This morning I was struck again by an idea I’d picked up in Jon Kabat-Zinn’s wonderfully named book, Full Catastrophe Living. That there is nothing stressful in the world, only our reaction to things.
I’d understood this idea intellectually, but as usual there was a big gap until I actually really felt it (while walking up the street to our house this morning!)
Whatever happens, happens. Events in themselves, at least in terms of the day to day stresses that we all suffer, aren’t stressful, the stress is something that exists only within us. It seems to me that once this is clear, then there is a lot we can do about it. There are quite a few ways of taking responsibility for our own stress reactions, and changing them. Ending them even.
My stresses are usually caused by unmet expectations (things not happening the way I expect them to or want them to), by running around too much, by the moods of others, by my own fears. And by my reaction to these things. And there are a million ways to become aware of and then change our reactions to things.
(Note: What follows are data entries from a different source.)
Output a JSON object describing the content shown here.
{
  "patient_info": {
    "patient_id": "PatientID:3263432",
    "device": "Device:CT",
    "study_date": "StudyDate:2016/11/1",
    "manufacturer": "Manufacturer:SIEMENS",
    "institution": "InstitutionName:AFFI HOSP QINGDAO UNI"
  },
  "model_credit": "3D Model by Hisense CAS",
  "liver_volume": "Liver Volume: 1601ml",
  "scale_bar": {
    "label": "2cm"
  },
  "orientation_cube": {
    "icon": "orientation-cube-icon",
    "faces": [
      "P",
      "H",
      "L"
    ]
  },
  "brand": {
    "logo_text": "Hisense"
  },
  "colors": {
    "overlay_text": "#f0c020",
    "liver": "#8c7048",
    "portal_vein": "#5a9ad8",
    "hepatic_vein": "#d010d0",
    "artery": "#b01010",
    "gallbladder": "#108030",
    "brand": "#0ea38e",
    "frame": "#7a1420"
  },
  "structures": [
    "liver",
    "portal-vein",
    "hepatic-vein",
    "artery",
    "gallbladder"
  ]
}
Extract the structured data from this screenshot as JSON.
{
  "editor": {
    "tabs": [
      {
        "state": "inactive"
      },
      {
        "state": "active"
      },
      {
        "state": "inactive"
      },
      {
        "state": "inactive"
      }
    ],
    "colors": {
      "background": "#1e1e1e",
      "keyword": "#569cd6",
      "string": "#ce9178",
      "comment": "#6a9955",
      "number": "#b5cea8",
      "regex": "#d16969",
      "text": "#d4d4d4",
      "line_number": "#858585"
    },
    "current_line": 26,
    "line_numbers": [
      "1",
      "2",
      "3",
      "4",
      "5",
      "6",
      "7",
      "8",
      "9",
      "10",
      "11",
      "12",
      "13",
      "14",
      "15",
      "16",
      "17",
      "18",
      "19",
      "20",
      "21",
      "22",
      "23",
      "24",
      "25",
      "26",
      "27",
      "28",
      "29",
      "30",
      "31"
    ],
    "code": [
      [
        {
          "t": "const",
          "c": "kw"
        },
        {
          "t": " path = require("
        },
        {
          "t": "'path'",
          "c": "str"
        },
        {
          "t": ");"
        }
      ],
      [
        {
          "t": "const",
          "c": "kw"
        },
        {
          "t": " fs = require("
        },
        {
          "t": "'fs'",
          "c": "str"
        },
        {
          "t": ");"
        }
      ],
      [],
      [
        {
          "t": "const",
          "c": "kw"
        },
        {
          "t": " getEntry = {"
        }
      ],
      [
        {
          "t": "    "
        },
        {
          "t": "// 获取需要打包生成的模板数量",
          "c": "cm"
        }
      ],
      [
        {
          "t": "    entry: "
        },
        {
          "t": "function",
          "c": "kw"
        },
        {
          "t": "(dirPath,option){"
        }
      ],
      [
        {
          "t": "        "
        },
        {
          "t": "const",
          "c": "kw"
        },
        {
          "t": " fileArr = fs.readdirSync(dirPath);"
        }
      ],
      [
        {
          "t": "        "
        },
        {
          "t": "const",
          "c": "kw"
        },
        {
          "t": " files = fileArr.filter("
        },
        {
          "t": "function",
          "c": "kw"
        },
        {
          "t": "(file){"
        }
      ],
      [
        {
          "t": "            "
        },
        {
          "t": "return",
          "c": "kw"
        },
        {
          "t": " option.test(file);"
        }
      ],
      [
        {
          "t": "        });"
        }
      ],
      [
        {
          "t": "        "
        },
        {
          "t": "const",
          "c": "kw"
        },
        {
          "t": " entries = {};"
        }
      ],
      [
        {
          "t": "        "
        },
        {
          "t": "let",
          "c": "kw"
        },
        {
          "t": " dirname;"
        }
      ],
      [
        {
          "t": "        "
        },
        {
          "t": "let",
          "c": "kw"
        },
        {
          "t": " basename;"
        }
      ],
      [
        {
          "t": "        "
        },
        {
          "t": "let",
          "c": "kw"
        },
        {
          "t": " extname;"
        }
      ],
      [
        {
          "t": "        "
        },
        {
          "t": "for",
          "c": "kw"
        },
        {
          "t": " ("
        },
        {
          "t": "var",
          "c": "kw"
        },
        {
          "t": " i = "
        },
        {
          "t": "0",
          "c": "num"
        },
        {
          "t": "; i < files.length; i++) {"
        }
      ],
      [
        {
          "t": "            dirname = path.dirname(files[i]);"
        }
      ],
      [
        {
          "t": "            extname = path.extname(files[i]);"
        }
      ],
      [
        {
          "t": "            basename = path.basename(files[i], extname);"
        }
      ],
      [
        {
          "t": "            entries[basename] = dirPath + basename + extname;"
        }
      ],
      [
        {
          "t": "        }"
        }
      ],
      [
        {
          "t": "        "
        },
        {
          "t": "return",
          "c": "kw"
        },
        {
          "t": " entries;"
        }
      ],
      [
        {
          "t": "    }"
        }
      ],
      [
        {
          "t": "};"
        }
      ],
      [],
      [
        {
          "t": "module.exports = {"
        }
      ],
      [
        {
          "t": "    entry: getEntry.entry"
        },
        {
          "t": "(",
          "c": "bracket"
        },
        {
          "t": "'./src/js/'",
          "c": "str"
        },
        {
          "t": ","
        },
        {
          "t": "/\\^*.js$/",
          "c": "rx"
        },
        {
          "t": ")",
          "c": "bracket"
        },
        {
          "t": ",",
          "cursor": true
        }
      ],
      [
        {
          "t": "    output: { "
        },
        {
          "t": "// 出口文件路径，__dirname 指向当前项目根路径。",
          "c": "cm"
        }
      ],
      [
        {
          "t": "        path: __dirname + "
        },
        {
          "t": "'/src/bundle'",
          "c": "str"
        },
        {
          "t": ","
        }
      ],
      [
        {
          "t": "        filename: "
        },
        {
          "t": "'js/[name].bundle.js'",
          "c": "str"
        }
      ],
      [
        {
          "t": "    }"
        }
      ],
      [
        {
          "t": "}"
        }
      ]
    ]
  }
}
I can learn to slow down. To lower my expectations. To surrender to things. To be more present instead of worrying about the future. To manage my fears by understanding them. To practice mindfulness so that I catch stress when I see it coming. To make space in my life and relationships when I need it.
If the car breaks down the week before I need to take it on holiday and have a million other things to do, I can just accept it and get it fixed (instead of going to war with the whole situation!)
If I’m arguing with my wife, I can just get out of her way, give us both some space, and come back to the discussion later.
When the deadline for getting out of the door in the morning is looming, I can just surrender to time, we’ll get there anyway!
When I’m scared of going to the dentist, I can just come back to the present moment and deal with the dentist when I get there.
When my blood pressure starts to rise because I’ve been on the computer too long, I can take stock of the fact and get away from the screen for a sufficient break (or better still, be mindful enough to take the break before my blood pressure starts to rise!)